Uma lâmina de vidro, ladeava as escadarias de uma arquitetura barroca, onde se lia em alto relevo na fachada: “Aqui é a casa do povo.” Que ironia! Na verdade ali era apenas um depósito de cabides onde se penduravam paletós, discursos e gravatas. Em seu entorno, carros longos, pretos, blindados e bem polidos, exaltavam a imponência de uma edificação de paredes largas, erigida lá pelo final do século XVIII. Estava eu divagando, escrevendo alguma coisa que, não lembro o que, quando me deparei com um rosto magro, esquálido, e quase sem vida, se debatendo e dizendo verdades na cara do segurança que, por ordens superiores não o deixava entrar. Era um trabalhador que estava ali com a coragem no peito, desengasgando as mágoas, tentando ser recebido por alguém que pudesse curar alguma ferida que, poderia está sangrando nas valetas da alma de seu povo. Fiquei ali, observando aquele ser impaciente que ia lá, vinha cá, falava alguma coisa para o guarda, sentava-se no meio-fio, olhava para o nada, e nada, nem ninguém lhe enxergava. Aquela cena hostil vivida por aquela criatura, me transportou para um passado não muito distante.
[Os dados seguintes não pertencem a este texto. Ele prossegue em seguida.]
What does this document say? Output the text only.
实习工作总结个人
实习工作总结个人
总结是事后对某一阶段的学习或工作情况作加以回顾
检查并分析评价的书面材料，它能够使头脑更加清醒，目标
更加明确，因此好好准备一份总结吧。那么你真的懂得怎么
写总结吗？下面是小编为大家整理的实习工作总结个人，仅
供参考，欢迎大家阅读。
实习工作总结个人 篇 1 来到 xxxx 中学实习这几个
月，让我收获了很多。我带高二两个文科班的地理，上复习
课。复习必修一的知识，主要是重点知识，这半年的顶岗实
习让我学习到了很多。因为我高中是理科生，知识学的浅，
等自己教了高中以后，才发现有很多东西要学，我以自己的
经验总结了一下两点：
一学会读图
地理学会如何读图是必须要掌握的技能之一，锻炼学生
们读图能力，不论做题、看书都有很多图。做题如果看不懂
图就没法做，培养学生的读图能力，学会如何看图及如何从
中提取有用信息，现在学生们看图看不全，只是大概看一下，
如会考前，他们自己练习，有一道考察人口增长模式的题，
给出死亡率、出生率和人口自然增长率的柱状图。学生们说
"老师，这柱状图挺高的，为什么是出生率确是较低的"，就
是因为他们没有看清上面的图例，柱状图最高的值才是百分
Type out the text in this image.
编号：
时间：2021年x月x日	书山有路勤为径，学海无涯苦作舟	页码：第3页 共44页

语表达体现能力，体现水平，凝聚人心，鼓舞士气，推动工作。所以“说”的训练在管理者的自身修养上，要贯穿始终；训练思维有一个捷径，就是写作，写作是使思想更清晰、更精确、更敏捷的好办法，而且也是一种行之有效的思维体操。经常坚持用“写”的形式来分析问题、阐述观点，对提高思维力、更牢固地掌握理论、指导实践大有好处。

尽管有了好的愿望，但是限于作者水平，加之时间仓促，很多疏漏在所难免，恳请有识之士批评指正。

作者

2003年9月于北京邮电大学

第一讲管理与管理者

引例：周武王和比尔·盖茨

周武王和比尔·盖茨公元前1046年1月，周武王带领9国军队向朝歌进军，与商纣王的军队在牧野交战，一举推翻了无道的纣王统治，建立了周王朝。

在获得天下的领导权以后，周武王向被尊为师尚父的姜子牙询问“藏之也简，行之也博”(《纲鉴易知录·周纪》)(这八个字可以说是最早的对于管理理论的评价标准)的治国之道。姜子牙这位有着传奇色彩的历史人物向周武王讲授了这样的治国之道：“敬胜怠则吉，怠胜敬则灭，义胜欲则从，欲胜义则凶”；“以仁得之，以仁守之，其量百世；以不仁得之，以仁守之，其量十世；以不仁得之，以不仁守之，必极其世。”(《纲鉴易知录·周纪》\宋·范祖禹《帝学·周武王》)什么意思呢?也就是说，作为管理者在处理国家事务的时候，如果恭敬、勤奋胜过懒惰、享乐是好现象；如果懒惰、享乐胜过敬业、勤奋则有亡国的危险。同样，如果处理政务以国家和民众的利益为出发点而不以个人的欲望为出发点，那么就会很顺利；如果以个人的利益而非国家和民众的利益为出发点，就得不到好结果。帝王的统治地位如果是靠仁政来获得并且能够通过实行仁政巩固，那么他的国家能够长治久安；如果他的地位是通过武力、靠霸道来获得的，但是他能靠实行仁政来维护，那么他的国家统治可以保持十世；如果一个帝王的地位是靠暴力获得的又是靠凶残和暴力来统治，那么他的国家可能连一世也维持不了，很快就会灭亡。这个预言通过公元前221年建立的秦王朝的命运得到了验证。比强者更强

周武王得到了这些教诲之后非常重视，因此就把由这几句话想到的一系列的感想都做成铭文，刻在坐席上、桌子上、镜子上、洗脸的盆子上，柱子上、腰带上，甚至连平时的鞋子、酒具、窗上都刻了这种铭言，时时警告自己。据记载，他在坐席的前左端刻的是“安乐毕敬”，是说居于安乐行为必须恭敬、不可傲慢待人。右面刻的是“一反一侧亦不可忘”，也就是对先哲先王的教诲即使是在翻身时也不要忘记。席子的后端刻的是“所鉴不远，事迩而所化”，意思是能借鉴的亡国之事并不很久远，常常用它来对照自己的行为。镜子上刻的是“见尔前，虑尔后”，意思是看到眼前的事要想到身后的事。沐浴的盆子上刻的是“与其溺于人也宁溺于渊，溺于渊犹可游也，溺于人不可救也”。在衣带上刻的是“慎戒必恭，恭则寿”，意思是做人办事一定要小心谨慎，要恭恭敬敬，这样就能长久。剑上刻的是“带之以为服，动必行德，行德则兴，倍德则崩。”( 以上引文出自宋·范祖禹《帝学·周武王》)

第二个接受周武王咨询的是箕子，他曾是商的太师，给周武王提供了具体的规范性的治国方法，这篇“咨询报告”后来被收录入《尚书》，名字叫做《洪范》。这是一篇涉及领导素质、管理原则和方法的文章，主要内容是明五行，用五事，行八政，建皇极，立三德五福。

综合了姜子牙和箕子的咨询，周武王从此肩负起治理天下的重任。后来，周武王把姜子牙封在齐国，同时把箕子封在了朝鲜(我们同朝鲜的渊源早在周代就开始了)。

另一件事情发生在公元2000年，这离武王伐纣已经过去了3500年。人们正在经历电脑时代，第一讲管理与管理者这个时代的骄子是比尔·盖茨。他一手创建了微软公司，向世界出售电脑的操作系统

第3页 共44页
Tive a impressão de já ter passado por aquela situação. À medida que o tempo passava, eu incorporava aquele cidadão e me demorava naquele instante que me fazia ver de perto a distância entre o povo e o poder. A indignação tomava conta de mim, e uma raiva infinda me cortava a carne, como se a ponta de uma faca afiada, com seu fino fio, me varasse o peito. Fiquei ali compartilhando as dores daquele homem, que nada mais era que um pai de família, honesto e trabalhador, que perdeu as esperanças e estava ali para saber se valia a pena continuar defendendo alguma causa nessa vida. Ah, meus camaradas, mera ilusão, pura utopia, quem pode, pode, quem não pode faz das tripas coração e vai levando a vida do jeito que a vida quer.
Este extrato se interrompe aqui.